This Profile of Bart Campolo Shows How the Best Parts of Religion Can Still Work Without God December 29, 2016

This Profile of Bart Campolo Shows How the Best Parts of Religion Can Still Work Without God

This weekend’s New York Times Magazine will include a wonderful story by journalist Mark Oppenheimer about Bart Campolo, the Humanist chaplain whose father is an evangelical Christian icon. The story went online earlier today and it’s a must-read. If organized atheism has any sort of future, it’ll look more like this.

BartCampolo

I’ve had the good fortune of speaking with Bart before. There’s no one like him. He knows how to take the best of what Christianity has to offer (the community, the inspiration, the human connection), toss out the fiction, and apply it in a non-religious setting. It’s the sort of bridge that would help so many people on the fence about their faith hop over to our side… if only they knew people like Bart existed. I’m thrilled his story is finally being told.

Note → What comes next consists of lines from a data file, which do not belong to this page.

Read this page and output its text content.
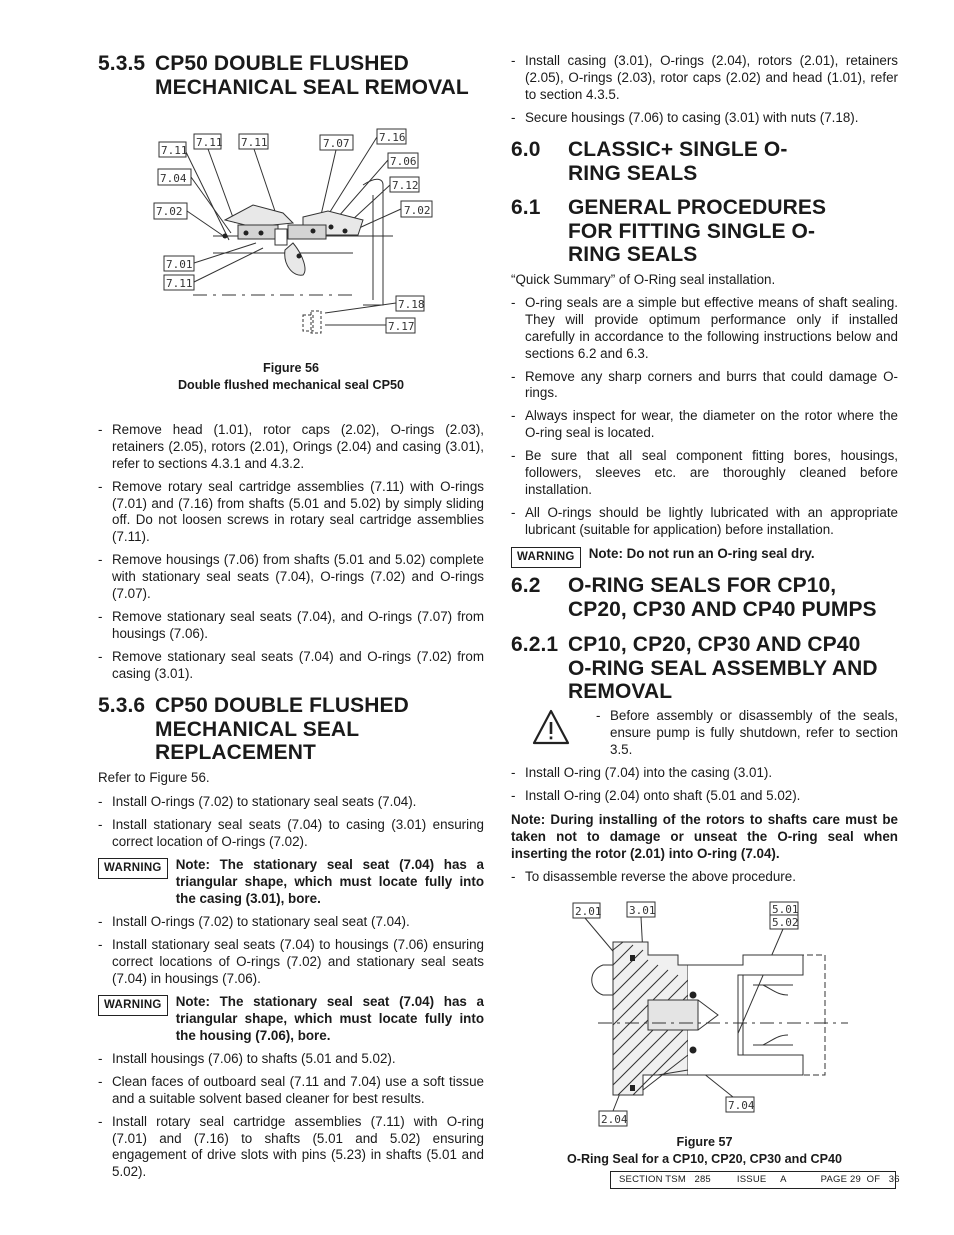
5.3.5 CP50 DOUBLE FLUSHED MECHANICAL SEAL REMOVAL
7.11
7.11
7.04
7.02
7.01
7.11
7.07
7.11	7.16
7.06
7.12
7.02
7.18
7.17
Figure 56
Double flushed mechanical seal CP50
- Remove head (1.01), rotor caps (2.02), O-rings (2.03), retainers (2.05), rotors (2.01), Orings (2.04) and casing (3.01), refer to sections 4.3.1 and 4.3.2.
- Remove rotary seal cartridge assemblies (7.11) with O-rings (7.01) and (7.16) from shafts (5.01 and 5.02) by simply sliding off. Do not loosen screws in rotary seal cartridge assemblies (7.11).
- Remove housings (7.06) from shafts (5.01 and 5.02) complete with stationary seal seats (7.04), O-rings (7.02) and O-rings (7.07).
- Remove stationary seal seats (7.04), and O-rings (7.07) from housings (7.06).
- Remove stationary seal seats (7.04) and O-rings (7.02) from casing (3.01).
5.3.6 CP50 DOUBLE FLUSHED MECHANICAL SEAL REPLACEMENT

Refer to Figure 56.

- Install O-rings (7.02) to stationary seal seats (7.04).
- Install stationary seal seats (7.04) to casing (3.01) ensuring correct location of O-rings (7.02).
WARNING	Note: The stationary seal seat (7.04) has a triangular shape, which must locate fully into the casing (3.01), bore.
- Install O-rings (7.02) to stationary seal seat (7.04).
- Install stationary seal seats (7.04) to housings (7.06) ensuring correct locations of O-rings (7.02) and stationary seal seats (7.04) in housings (7.06).
WARNING	Note: The stationary seal seat (7.04) has a triangular shape, which must locate fully into the housing (7.06), bore.
- Install housings (7.06) to shafts (5.01 and 5.02).
- Clean faces of outboard seal (7.11 and 7.04) use a soft tissue and a suitable solvent based cleaner for best results.
- Install rotary seal cartridge assemblies (7.11) with O-ring (7.01) and (7.16) to shafts (5.01 and 5.02) ensuring engagement of drive slots with pins (5.23) in shafts (5.01 and 5.02).
- Install casing (3.01), O-rings (2.04), rotors (2.01), retainers (2.05), O-rings (2.03), rotor caps (2.02) and head (1.01), refer to section 4.3.5.
- Secure housings (7.06) to casing (3.01) with nuts (7.18).
6.0	CLASSIC+ SINGLE O-RING SEALS
6.1	GENERAL PROCEDURES FOR FITTING SINGLE O-RING SEALS

“Quick Summary” of O-Ring seal installation.

- O-ring seals are a simple but effective means of shaft sealing. They will provide optimum performance only if installed carefully in accordance to the following instructions below and sections 6.2 and 6.3.
- Remove any sharp corners and burrs that could damage O-rings.
- Always inspect for wear, the diameter on the rotor where the O-ring seal is located.
- Be sure that all seal component fitting bores, housings, followers, sleeves etc. are thoroughly cleaned before installation.
- All O-rings should be lightly lubricated with an appropriate lubricant (suitable for application) before installation.
WARNING	Note: Do not run an O-ring seal dry.
6.2	O-RING SEALS FOR CP10, CP20, CP30 AND CP40 PUMPS
6.2.1 CP10, CP20, CP30 AND CP40 O-RING SEAL ASSEMBLY AND REMOVAL
- Before assembly or disassembly of the seals, ensure pump is fully shutdown, refer to section 3.5.
- Install O-ring (7.04) into the casing (3.01).
- Install O-ring (2.04) onto shaft (5.01 and 5.02).

Note: During installing of the rotors to shafts care must be taken not to damage or unseat the O-ring seal when inserting the rotor (2.01) into O-ring (7.04).

- To disassemble reverse the above procedure.
2.01	3.01	5.01
5.02
2.04
7.04
Figure 57
O-Ring Seal for a CP10, CP20, CP30 and CP40
SECTION TSM   285	ISSUE     A	PAGE 29  OF   36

For Campolo, admitting that he had totally lost his faith was oddly comforting — he could stop living a lie — but also confusing. He loved talking to people, caring for them, helping them. He loved everything about Christian ministry except the Christianity. Now that he had crossed the bridge to apostasy, he needed a new vocation.

But as he took stock of the rest of his life, Campolo decided that there was no reason an atheist couldn’t still be a minister too. Instead of comforting people with the good news of Jesus, he’d preach secular humanism, a kinder cousin of atheism. He’d help them accept that we’re all going to die, that this life is all there is and that therefore we have to make the most of our brief, glorious time on earth. And he would spread this message using the best evangelical techniques — the same ones he had mastered as a Christian.

Last year, I spoke with Bart for a podcast and we spent a lot of time talking about how atheists can cope with the death of a loved one. It remains one of the most enlightening conversations I’ve ever had — mostly because all I wanted to do was listen to him.

Bart and his father will be publishing a book this February called Why I Left, Why I Stayed: Conversations on Christianity Between an Evangelical Father and His Humanist Son. I had a chance to read an early version of it and it’s fantastic. It’s the sort of book that gives both men a chance to explain where they’re coming from without the animosity that we normally expect from those conversations.